Kan de Tweede Kamer per kwartaal worden geïnformeerd over de voortgang van het onderzoek dat het College bescherming persoonsgegevens (CBP) is gestart naar de gang van zaken bij het Bureau Keteninformatisering Werk & Inkomen (BKWI) en SUWINET alsmede over het verbetertraject dat door het BKWI zal moeten worden ingezet?
Op 5 juni jl. heeft het CBP aangekondigd onderzoek te gaan doen naar de beveiliging van SUWInet bij gemeenten. Het CPB zal uw Kamer informeren over de voortgang van het onderzoek. In mijn brief van 30 juni jl. heb ik opgemerkt dat ik de Tweede Kamer aanstaande oktober zal informeren over de voortgang van het programma «Borging veilige gegevensuitwisseling via SUWInet». Hierbij zal ik ook ingaan op het verbetertraject dat door BKWI is ingezet naar aanleiding van het eerdere onderzoek van het CBP naar de toegang van niet-SUWI-partijen tot SUWInet.
In welke mate vindt er periodiek overleg plaats tussen u en de ambtelijke top van het BKWI?
Ik heb naar aanleiding van het onderzoek van Inspectie SZW een zogenaamde tafel informatiebeveiliging georganiseerd met bestuurders van UWV, SVB, VNG en CBP. Het BKWI is een organisatieonderdeel van UWV. Met het UWV voer ik periodiek overleg over BKWI.
Waar kan iemand met een burgerservicenummer (BSN) terecht als hij of zij veiligheidsredenen heeft om op de zogenaamde blacklist van het SUWINET te komen waardoor zijn of haar gegevens minder makkelijk opvraagbaar zijn? Hoe wordt hieraan voldoende bekendheid gegeven?
Burgers kunnen via de gemeente bij BKWI een verzoek indienen voor geheimhouding van hun persoonlijke gegevens (o.a. adresgegevens). Gemeenten kunnen dan via de beheerder (BKWI) van SUWInet het BSN op een Blacklist laten plaatsen. Opvragingen van deze BSN worden dan binnen SUWInet geblokkeerd en medewerkers van gemeenten, UWV en SVB krijgen geen gegevens te zien van deze BSN. Naar aanleiding van de motie Van Weyenberg / Voortman om te onderzoeken welke mogelijke andere bronnen er zijn waaruit iemands adres kan worden opgemaakt, in bijzonder de polisadministratie van UWV, en met een integrale oplossing te komen, zal ik bezien hoe meer bekendheid aan burgers kan worden gegeven over de mogelijkheid gegevens binnen de (digitale) overheid geheim te houden. In een recent overleg met de Federatie Opvang, de VNG en het UWV is afgesproken om voor vrouwen die bedreigt worden een correspondentieadres op te nemen. UWV, VNG en de Federatie Opvang werken deze afspraak momenteel verder uit. Zodra dit gereed is, zal ik uw Kamer hierover informeren.
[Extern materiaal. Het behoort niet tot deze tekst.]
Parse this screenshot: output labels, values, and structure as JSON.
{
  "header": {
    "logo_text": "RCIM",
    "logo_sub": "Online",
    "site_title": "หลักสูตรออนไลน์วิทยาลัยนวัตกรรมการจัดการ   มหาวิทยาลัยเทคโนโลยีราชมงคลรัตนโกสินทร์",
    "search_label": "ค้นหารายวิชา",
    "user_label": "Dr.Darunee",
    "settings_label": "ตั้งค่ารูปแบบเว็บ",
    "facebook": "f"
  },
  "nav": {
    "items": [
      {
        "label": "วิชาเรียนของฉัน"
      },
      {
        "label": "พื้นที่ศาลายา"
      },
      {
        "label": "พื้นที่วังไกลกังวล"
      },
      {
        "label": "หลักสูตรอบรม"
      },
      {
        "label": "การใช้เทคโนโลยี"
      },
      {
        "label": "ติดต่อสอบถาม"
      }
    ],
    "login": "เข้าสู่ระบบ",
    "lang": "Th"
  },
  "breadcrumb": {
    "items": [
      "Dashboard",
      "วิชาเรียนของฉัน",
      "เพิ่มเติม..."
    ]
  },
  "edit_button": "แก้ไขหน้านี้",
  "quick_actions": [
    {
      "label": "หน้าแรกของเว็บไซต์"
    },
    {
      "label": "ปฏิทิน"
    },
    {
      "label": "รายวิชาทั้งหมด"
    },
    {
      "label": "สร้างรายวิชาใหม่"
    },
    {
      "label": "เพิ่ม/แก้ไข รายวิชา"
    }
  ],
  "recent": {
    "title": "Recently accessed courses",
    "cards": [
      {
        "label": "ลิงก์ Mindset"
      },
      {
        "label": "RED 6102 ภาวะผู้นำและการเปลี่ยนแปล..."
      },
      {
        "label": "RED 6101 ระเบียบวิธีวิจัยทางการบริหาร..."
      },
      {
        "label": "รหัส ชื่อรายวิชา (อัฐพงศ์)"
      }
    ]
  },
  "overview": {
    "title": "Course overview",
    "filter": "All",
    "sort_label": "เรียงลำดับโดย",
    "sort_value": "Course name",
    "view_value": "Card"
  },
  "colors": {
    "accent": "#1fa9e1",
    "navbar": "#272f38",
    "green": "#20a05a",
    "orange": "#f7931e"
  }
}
Waar kan iemand met een BSN terecht als hij of zij wil opvragen hoe vaak en met welk doel zijn gegevens door de overheid zijn geraadpleegd?
Iemand die wil weten wanneer en door wie zijn gegevens zijn geraadpleegd kan hiertoe een schriftelijk verzoek doen bij de beheerder van SUWInet, het BKWI. Dit verzoek moet voorzien zijn van naam, BSN, contactgegevens en een handtekening. Tevens dient een kopie van een geldig identiteitsbewijs, waarmee BSN en handtekening kunnen worden geverifieerd, meegestuurd te worden.
Sluit u uit dat incassobureau's of andere derden tot op heden en vanaf nu niet direct of indirect gericht naar personen in SUWINET kunnen zoeken? Zo nee, kunt u de Kamer hier dan alsnog nader over informeren?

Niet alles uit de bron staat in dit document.